Dennis Jarvis CC BY-SA 2.0
In choral renaissance polyphony, performers often disagree on tempo. After all, we don’t have any recordings from the sixteenth century, and contemporary sheet music didn’t include any explicit indications of tempo. Both techniques came much later.
Scholarship, practical considerations, and modern artistic license results in wide variation in modern performance. As an amateur early music choral singer, I’ve had plenty of experiences of not knowing how fast we should perform a piece, but also learned about some of the practical considerations.
Recordings of Alma redemptoris mater (score), composed by Giovanni Pierluigi da Palestrina illustrate the issue nicely. This seasonal Marian antiphon (one of four hymns for the virgin Mary), assigned to the period from Advent through Candlemas (December and January).
The professional ensemble
This first recording by The King’s Singers, a professional ensemble, has one singer for each of the four parts. They vary timing stylistically here like a modern string quartet, lengthening some notes and pauses, while staying precisely in sync. The performance lasts 2m42s.
The papal choir
This recording, from the Sistine chapel where Palestrina worked, features a choir. The pope’s personal choir, no less. (Palestrina sang in the choir until 1555, when a new pope banned married men from singing in the choir.)

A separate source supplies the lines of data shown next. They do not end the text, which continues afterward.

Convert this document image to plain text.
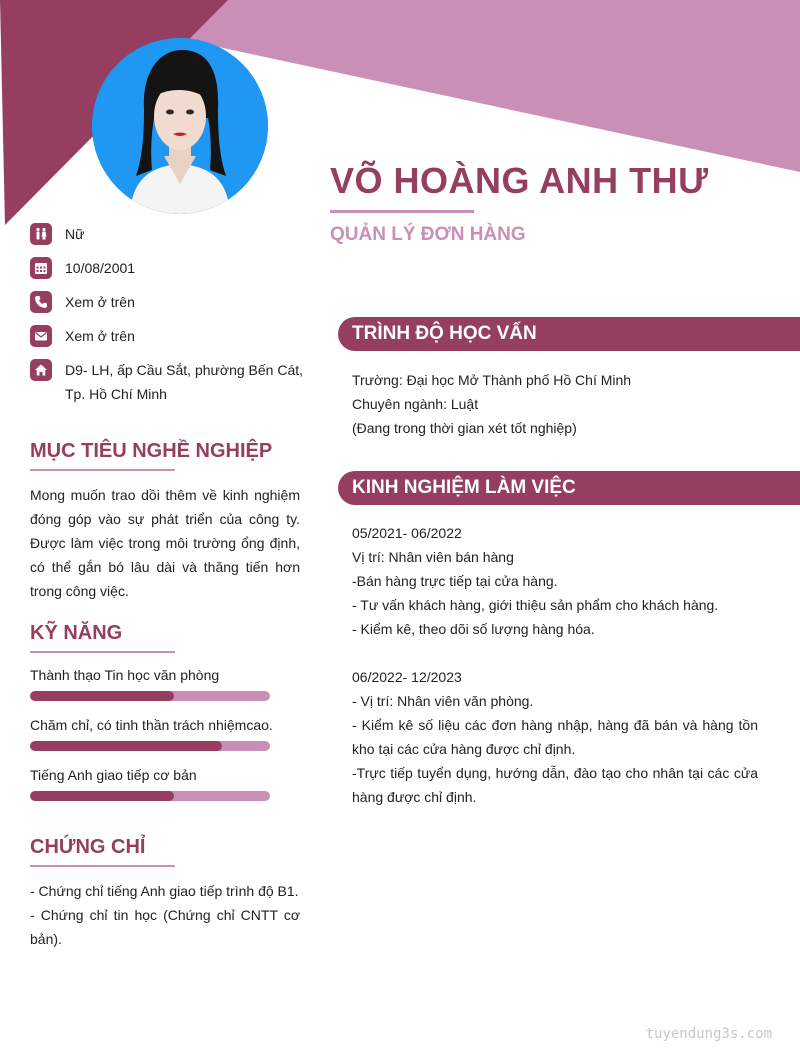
VÕ HOÀNG ANH THƯ
QUẢN LÝ ĐƠN HÀNG
Nữ
10/08/2001
Xem ở trên
Xem ở trên
D9- LH, ấp Cầu Sắt, phường Bến Cát, Tp. Hồ Chí Minh
MỤC TIÊU NGHỀ NGHIỆP

Mong muốn trao dồi thêm về kinh nghiệm đóng góp vào sự phát triển của công ty. Được làm việc trong môi trường ổng định, có thể gắn bó lâu dài và thăng tiến hơn trong công việc.

KỸ NĂNG
Thành thạo Tin học văn phòng
Chăm chỉ, có tinh thần trách nhiệmcao.
Tiếng Anh giao tiếp cơ bản
CHỨNG CHỈ

- Chứng chỉ tiếng Anh giao tiếp trình độ B1.

- Chứng chỉ tin học (Chứng chỉ CNTT cơ bản).

TRÌNH ĐỘ HỌC VẤN

Trường: Đại học Mở Thành phố Hồ Chí Minh

Chuyên ngành: Luật

(Đang trong thời gian xét tốt nghiệp)

KINH NGHIỆM LÀM VIỆC

05/2021- 06/2022

Vị trí: Nhân viên bán hàng

-Bán hàng trực tiếp tại cửa hàng.

- Tư vấn khách hàng, giới thiệu sản phẩm cho khách hàng.

- Kiểm kê, theo dõi số lượng hàng hóa.

06/2022- 12/2023

- Vị trí: Nhân viên văn phòng.

- Kiểm kê số liệu các đơn hàng nhập, hàng đã bán và hàng tồn kho tại các cửa hàng được chỉ định.

-Trực tiếp tuyển dụng, hướng dẫn, đào tạo cho nhân tại các cửa hàng được chỉ định.

tuyendung3s.com
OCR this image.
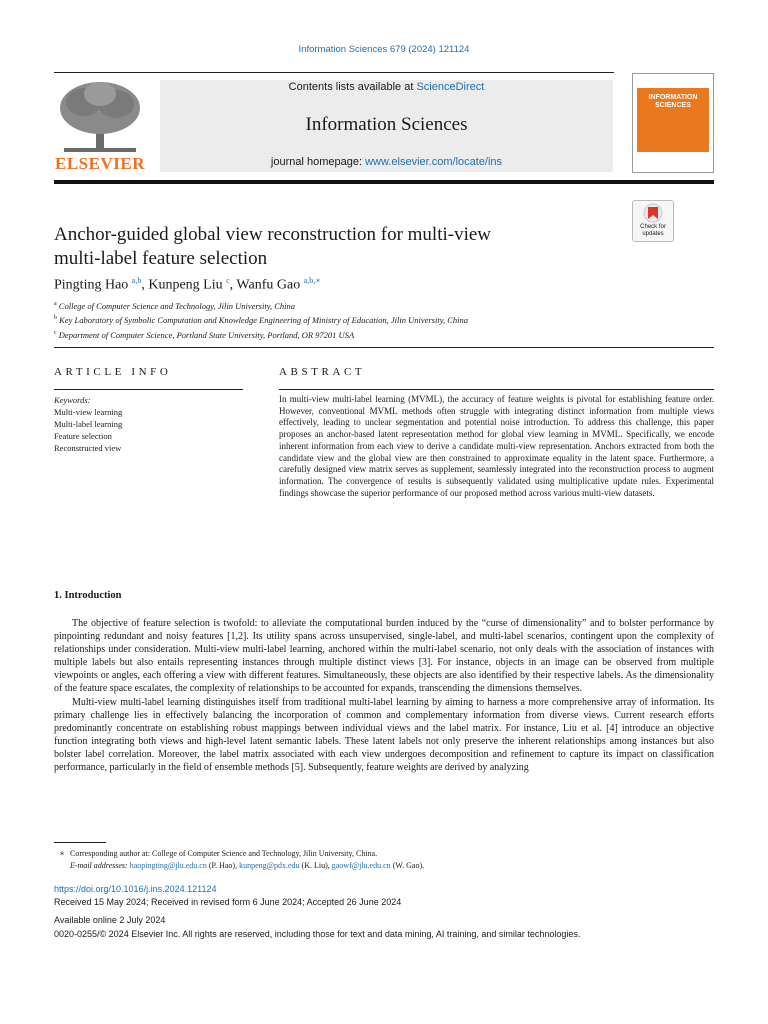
Information Sciences 679 (2024) 121124
ELSEVIER
Contents lists available at ScienceDirect
Information Sciences
journal homepage: www.elsevier.com/locate/ins
INFORMATION SCIENCES
Check for updates
Anchor-guided global view reconstruction for multi-view
multi-label feature selection
Pingting Hao $^{a,b}$, Kunpeng Liu $^c$, Wanfu Gao $^{a,b,∗}$
$^a$ College of Computer Science and Technology, Jilin University, China
$^b$ Key Laboratory of Symbolic Computation and Knowledge Engineering of Ministry of Education, Jilin University, China
$^c$ Department of Computer Science, Portland State University, Portland, OR 97201 USA
ARTICLE INFO	ABSTRACT
Keywords:
Multi-view learning
Multi-label learning
Feature selection
Reconstructed view
In multi-view multi-label learning (MVML), the accuracy of feature weights is pivotal for establishing feature order. However, conventional MVML methods often struggle with integrating distinct information from multiple views effectively, leading to unclear segmentation and potential noise introduction. To address this challenge, this paper proposes an anchor-based latent representation method for global view learning in MVML. Specifically, we encode inherent information from each view to derive a candidate multi-view representation. Anchors extracted from both the candidate view and the global view are then constrained to approximate equality in the latent space. Furthermore, a carefully designed view matrix serves as supplement, seamlessly integrated into the reconstruction process to augment information. The convergence of results is subsequently validated using multiplicative update rules. Experimental findings showcase the superior performance of our proposed method across various multi-view datasets.
1. Introduction

The objective of feature selection is twofold: to alleviate the computational burden induced by the “curse of dimensionality” and to bolster performance by pinpointing redundant and noisy features [1,2]. Its utility spans across unsupervised, single-label, and multi-label scenarios, contingent upon the complexity of relationships under consideration. Multi-view multi-label learning, anchored within the multi-label scenario, not only deals with the association of instances with multiple labels but also entails representing instances through multiple distinct views [3]. For instance, objects in an image can be observed from multiple viewpoints or angles, each offering a view with different features. Simultaneously, these objects are also identified by their respective labels. As the dimensionality of the feature space escalates, the complexity of relationships to be accounted for expands, transcending the dimensions themselves.

Multi-view multi-label learning distinguishes itself from traditional multi-label learning by aiming to harness a more comprehensive array of information. Its primary challenge lies in effectively balancing the incorporation of common and complementary information from diverse views. Current research efforts predominantly concentrate on establishing robust mappings between individual views and the label matrix. For instance, Liu et al. [4] introduce an objective function integrating both views and high-level latent semantic labels. These latent labels not only preserve the inherent relationships among instances but also bolster label correlation. Moreover, the label matrix associated with each view undergoes decomposition and refinement to capture its impact on classification performance, particularly in the field of ensemble methods [5]. Subsequently, feature weights are derived by analyzing

∗ Corresponding author at: College of Computer Science and Technology, Jilin University, China.
E-mail addresses: haopingting@jlu.edu.cn (P. Hao), kunpeng@pdx.edu (K. Liu), gaowf@jlu.edu.cn (W. Gao).
https://doi.org/10.1016/j.ins.2024.121124
Received 15 May 2024; Received in revised form 6 June 2024; Accepted 26 June 2024
Available online 2 July 2024
0020-0255/© 2024 Elsevier Inc. All rights are reserved, including those for text and data mining, AI training, and similar technologies.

This performance skips the dramatic pauses, which are harder for a choir to keep together, and gets on with the piece, which makes more sense for a church service than a concert. The faster tempo arguably suits the piece better, which now lasts exactly two minutes.
The professional choir
Video: Alma Redemptoris Mater, Julian Podger, Monteverdi Choir
The slowest recording in this collection features a larger choir, and includes female voices. The indulgently slow tempo avoids losing the faster notes in the larger acoustics (of the Church of St. Peter and St. Paul, Salle, Norfolk, UK), and leaves time for dramatic dynamics. These choices deliver a more emotional performance, and justify the much slower tempo that stretches the performance to nearly four minutes. But I also consider this performance ‘wrong’, in how it distorts the music.
The Italian quartet
This quartet shows how fast a smaller ensemble can sing the same piece in a small room’s more intimate acoustic, without it sounding particularly rushed. They only take 1m42s. Now it sounds like a different piece.
Video: Alma redemptoris mater (Simple Tone) - Gregorian, Ensemble Biblische Lieder
Sixteenth century polyphony stylises the then-traditional performance of Gregorian chant. Chant essentially takes its tempo from how fast you speak the text, slowing at the end of each phrase. This performance lasts just 1m16s. We might not know what Palestrina intended, but we do know that he grew up with chant in churches, and composed his polyphony in this context.
The American choir
Personally, I like this performance’s tempo and phrasing more than the others. I also appreciate the difficulty of this style, especially with amateur singers used to both a slower tempo and stopping completely between phrases. This professional choir brings the piece to life.
So how fast should you sing sixteenth century church music? It depends.